Before using llama.cpp models, make sure you have installed its Python bindings via pip install llama-cpp-python in the same environment as LMQL. You also need the sentencepiece or transformers package installed, for tokenization. For GPU-enabled llama.cpp inference, you need to install the llama-cpp-python package with the appropriate build flags, as described in its README.md file.

Using llama.cpp Models

Just like Transformers models, you can load llama.cpp models either locally or via a long-lived lmql serve-model inference server.

Model Server

To start a llama.cpp model server, use the following command:

bash
lmql serve-model llama.cpp:<PATH TO WEIGHTS>.gguf

This will launch an LMTP inference endpoint on localhost:8080, which can be used in LMQL, using a corresponding lmql.model(...) object.

Using the llama.cpp endpoint

To access a served llama.cpp model, you can use an lmql.model(...) object with the following client-side configuration:

lmql.model("llama.cpp:<PATH TO WEIGHTS>.gguf", tokenizer="<tokenizer>")

Model Path The client-side lmql.model(...) identifier must always match the exact server-side lmql serve-model GGUF location, even if the path does not exist on the client machine.

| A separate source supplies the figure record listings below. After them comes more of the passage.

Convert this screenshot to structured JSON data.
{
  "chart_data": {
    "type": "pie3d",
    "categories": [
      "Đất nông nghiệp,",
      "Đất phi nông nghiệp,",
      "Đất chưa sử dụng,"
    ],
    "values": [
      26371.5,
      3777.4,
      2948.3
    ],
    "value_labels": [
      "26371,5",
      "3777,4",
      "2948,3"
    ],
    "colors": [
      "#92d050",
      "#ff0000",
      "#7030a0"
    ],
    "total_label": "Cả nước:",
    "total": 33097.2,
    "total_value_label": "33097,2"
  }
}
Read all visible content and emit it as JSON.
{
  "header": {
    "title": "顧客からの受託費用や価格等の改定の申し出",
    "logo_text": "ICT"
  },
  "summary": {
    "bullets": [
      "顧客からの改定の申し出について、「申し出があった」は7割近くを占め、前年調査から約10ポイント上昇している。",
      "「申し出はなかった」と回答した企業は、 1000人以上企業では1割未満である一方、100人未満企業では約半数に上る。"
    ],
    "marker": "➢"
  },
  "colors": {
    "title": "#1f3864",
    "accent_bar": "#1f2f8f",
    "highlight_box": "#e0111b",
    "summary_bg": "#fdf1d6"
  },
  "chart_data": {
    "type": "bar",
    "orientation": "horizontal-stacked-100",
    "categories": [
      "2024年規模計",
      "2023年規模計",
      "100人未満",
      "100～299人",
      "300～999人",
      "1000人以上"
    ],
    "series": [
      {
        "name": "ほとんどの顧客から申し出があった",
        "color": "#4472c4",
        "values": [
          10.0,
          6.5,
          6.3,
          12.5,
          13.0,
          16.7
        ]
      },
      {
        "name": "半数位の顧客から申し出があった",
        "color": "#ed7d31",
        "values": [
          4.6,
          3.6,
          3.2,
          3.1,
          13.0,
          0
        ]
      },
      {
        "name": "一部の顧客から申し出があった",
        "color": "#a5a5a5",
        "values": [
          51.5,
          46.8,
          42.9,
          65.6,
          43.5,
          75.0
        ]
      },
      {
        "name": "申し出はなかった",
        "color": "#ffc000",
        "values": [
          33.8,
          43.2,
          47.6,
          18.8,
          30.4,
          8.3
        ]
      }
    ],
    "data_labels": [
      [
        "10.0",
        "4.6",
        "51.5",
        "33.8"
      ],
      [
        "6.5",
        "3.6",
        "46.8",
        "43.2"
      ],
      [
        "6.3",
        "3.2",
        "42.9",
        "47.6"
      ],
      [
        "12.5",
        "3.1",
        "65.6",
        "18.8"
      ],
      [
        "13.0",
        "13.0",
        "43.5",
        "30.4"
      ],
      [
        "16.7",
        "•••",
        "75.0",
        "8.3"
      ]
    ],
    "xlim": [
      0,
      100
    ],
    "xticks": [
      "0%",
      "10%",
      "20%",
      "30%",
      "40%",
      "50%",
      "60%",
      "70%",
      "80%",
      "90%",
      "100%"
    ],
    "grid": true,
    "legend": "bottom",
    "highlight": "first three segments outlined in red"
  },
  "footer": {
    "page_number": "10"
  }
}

In this context, it is merely used as a unique identifier for the model.

Tokenizer When omitting tokenizer=..., LMQL will use the transformers-based tokenizer for huggyllama/llama-7b by default. This works for Llama and Llama-based fine-tuned models, but must be adapted for others. To find a matching tokenizer for your concrete gguf file, look up the transformers equivalent entry on the HuggingFace model hub. Alternatively, you can use sentencepiece as a tokenization backend. For this, you have to specify the client-side path to a corresponding tokenizer.model file.

Running Without a Model Server

To load the llama.cpp directly as part of the Python process that executes your query program, you can use the local: prefix, followed by the path to the gguf file:

lmql.model("local:llama.cpp:<PATH TO WEIGHTS>.gguf", tokenizer="<tokenizer>")

Again, you can omit the tokenizer=... argument if you want to use the default tokenizer for huggyllama/llama-7b. If not, you have to specify a tokenizer, as described above.

Configuring the Llama(...) instance

Any parameters passed to lmql serve-model and, when running locally, to lmql.model(...) will be passed to the Llama(...) constructor.

For example, to configure the Llama(...) instance to use an n_ctx value of 1024, run:

bash
lmql serve-model llama.cpp:<PATH TO WEIGHTS>.bin --n_ctx 1024

Or, when running locally, you can use lmql.model("local:llama.cpp:<PATH TO WEIGHTS>.bin", n_ctx=1024).